Esta mañana nos sorprendimos con la triste noticia de la muerte de Liliana Bodoc, en nuestra ciudad. En el año 2015 iniciamos desde la Facultad el pedido de otorgamiento de título de Doctora Honoris Causa, por la Universidad Nacional de Cuyo, que le fuera dado finalmente al año siguiente. En privado, desde la gestación del proyecto mismo, y luego, públicamente, cuando lo recibió, Liliana manifestó su entusiasmo y la alegría profundísima de recibir la distinción en la que llamaba orgullosamente “mi facultad”.
En su oportunidad enumeramos los jalones de su obra literaria, enorme, los premios y los rasgos en los que fundábamos las razones para el otorgamiento de la distinción.
Ese 2016 nos permitió gozar de la generosidad de Liliana. Dictó el taller “Palabras y corporalidad en la escritura literaria”, luego de recibir la distinción. Inmediatamente estableció una comunicación franca con los asistentes y era maravilloso ver cómo cedían al encantamiento de su palabra maestra pero nunca censora. Y en setiembre, dictó un segundo “Taller de escritores para escritores” junto con Juan López y Sonnia de Monte.
Nos parece un mejor homenaje omitir el listado de los méritos y argumentos que se elevaron oportunamente al Consejo Superior y que le darían a esta evocación la forma del “obituario”. Antes, creemos que es mejor recordarla en su vitalidad a través de sus pensamientos y sentires. Por eso reproducimos algunos momentos significativos de las palabras que pronunció cuando recibió el título de Doctora Honoris Causa y el poema leído en la Universidad de La Plata en el año 2013 en las “V Jornadas de Poéticas de la Literatura Argentina para niños” en el que expresa el sentido que le asigna a la muerte.
“En fin, el verdadero límite de nuestros mundos estará dado por la mayor o menor concentración simbólica, la mayor o menor intensidad sagrada que impregne nuestro lenguaje”.
“Nos hace falta pensar la palabra como un contacto privilegiado con el mundo. Lo primero que debiéramos enseñarle a un niño es a honrar orgullosamente su lengua materna”.
“Supongo entonces que el principal valor que debe sostener el arte es su posibilidad de actuar sobre lo real para incrementar en lo real la densidad ética y la densidad estética”.
“¿Quién no merece recibir palabras?, ¿quién no merece agua pura? ¿Cuáles son los requisitos para merecer educación? La educación no se imparte, se devuelve. La educación no es un acto de generosidad sino de justicia. Nos educó la especia humana. Su sangre está en nuestros libros. Su sudor impregna nuestras sutilezas. Su trabajo sostiene las más elaboradas teorías”.
La poesía
Recuerdo muy bien aquel mundo de agua donde empezó mi vida.
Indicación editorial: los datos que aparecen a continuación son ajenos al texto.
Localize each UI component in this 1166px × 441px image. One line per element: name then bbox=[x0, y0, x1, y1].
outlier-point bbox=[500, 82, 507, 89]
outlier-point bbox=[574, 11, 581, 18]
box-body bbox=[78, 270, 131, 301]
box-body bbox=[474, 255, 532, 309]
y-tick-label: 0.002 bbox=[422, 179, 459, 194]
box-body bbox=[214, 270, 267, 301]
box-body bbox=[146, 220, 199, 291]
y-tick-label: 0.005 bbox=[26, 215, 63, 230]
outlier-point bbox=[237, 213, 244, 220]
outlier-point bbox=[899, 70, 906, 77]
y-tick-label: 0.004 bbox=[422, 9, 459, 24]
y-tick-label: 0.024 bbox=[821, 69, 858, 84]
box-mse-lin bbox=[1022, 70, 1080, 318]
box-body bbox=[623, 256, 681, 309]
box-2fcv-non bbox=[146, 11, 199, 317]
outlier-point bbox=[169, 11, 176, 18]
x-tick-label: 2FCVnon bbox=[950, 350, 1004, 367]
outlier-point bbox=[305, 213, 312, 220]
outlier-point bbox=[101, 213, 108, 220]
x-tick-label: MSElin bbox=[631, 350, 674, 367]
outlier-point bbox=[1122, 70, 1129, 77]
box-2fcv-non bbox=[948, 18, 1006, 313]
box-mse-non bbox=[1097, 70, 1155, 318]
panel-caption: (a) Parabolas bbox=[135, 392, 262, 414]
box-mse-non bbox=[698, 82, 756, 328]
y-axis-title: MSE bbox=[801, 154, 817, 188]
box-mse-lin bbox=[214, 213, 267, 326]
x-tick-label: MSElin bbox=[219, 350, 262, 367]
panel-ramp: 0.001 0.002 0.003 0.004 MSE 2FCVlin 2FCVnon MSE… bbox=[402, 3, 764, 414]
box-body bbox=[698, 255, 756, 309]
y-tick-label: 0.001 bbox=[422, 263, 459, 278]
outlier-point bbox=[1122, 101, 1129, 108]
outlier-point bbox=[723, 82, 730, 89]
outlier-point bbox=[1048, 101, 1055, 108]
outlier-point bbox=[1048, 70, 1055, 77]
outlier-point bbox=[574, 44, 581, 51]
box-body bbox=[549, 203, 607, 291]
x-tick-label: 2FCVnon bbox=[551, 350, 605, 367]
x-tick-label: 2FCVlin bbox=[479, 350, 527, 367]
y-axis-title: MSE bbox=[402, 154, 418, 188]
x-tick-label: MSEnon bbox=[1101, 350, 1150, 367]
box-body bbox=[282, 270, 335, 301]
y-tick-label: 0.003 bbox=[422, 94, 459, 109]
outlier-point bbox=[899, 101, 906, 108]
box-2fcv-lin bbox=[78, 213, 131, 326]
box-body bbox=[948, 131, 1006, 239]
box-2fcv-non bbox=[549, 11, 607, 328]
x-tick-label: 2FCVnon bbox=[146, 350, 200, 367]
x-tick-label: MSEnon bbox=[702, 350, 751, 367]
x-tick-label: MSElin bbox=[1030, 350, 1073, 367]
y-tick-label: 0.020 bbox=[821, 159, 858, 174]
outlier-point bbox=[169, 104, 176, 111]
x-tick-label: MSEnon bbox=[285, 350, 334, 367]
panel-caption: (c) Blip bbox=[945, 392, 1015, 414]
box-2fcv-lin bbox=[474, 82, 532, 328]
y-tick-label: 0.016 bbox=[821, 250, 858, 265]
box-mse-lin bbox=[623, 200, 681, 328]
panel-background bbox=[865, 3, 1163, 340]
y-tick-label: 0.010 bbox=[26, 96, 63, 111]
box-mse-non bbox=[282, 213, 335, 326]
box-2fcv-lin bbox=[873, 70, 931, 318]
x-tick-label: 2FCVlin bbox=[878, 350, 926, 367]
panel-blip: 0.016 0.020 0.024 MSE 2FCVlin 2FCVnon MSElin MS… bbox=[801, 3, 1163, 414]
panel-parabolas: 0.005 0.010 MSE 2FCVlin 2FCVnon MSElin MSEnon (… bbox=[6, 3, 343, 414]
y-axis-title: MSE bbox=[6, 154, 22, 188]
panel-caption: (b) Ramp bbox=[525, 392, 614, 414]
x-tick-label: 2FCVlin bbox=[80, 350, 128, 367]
Lo recuerdo porque puedo imaginarlo, porque puedo conjeturarlo. Ese mundo de agua, redondo y sin fondo, donde adquirí mi forma fue la metáfora primera que conocí. Y el canal entre mi madre y yo, fue el primer verso.
Porque la poesía es una conjetura acerca de lo inefable. Un modo, quizás el único, de acercarse a las quimeras.
Recuerdo también el día en que mi madre se quedó parada a mis espaldas, mientras yo subía las escaleras de la mano de una mujer vestida con guardapolvo blanco. La mujer me dijo que no llorara, que iba a enseñarme a dibujar la letra m. Entonces, llegó de nuevo la poesía. Y entendí que el lenguaje puede ser la extensión del regazo materno.
También recuerdo cuando ocurrió al revés, y fue mi propio vientre una metáfora de agua. Puedo recordar cuando yo fui la madre detenida a espaldas de mi niña. Aquella vez, regresó la poesía a explicarme los sentidos del tiempo.
Hoy recuerdo mi muerte.
Puedo recordarla porque puedo imaginarla, puedo conjeturarla.
Si en ese trance consigo aceptar que es nuestro deber dejar sitio a los otros, entonces la muerte no será más que la mejor metáfora del amor.